Nilai pengembalian tersebut rata-rata mencapai Rp475 ribu per orang.
Kepala Dinas Pendidikan Pemuda dan Olahraga Kabupaten Cianjur, Ruhli Solehudin, menjelaskan bahwa pengembalian dana dilakukan setelah para guru tersebut menerima pencairan Tunjangan Profesi Guru (TPG) dari pemerintah pusat.
Menurut Ruhli, sebelumnya Pemkab Cianjur tetap mengalokasikan anggaran tamsil pada tahun 2025 bagi guru yang belum menerima TPG, meskipun data pengajuan Pendidikan Profesi Guru (PPG) ke-13 dan ke-14 telah diajukan sejak tahun anggaran 2024.
“Data PPG ke-13 dan ke-14 memang diajukan pada 2024. Namun pada 2025 Pemkab tetap menganggarkan tamsil bagi guru yang belum menerima TPG, karena mereka tetap memiliki hak sebagai tenaga pendidik,” ujar Ruhli kepada wartawan, Selasa (10/3/2026) kemarin.
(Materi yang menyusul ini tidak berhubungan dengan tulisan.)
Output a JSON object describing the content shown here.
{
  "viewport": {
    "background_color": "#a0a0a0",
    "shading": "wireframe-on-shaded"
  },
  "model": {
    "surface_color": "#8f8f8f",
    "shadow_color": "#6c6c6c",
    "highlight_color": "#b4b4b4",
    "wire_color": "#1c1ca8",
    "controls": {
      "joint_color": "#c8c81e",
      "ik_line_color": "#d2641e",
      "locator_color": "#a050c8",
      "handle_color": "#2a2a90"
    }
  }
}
Ia menjelaskan, langkah tersebut diambil karena saat itu belum ada kepastian terkait jadwal pencairan TPG dari pemerintah pusat. Oleh karena itu, pemerintah daerah memilih menyalurkan tamsil terlebih dahulu sebagai bentuk penghargaan atas kinerja para guru.
“Daripada menunggu TPG yang belum jelas kapan cair, Pemkab memberikan tamsil terlebih dahulu. Saat itu juga telah disepakati bahwa jika TPG sudah cair, maka dana tamsil yang telah diterima akan dikembalikan,” katanya.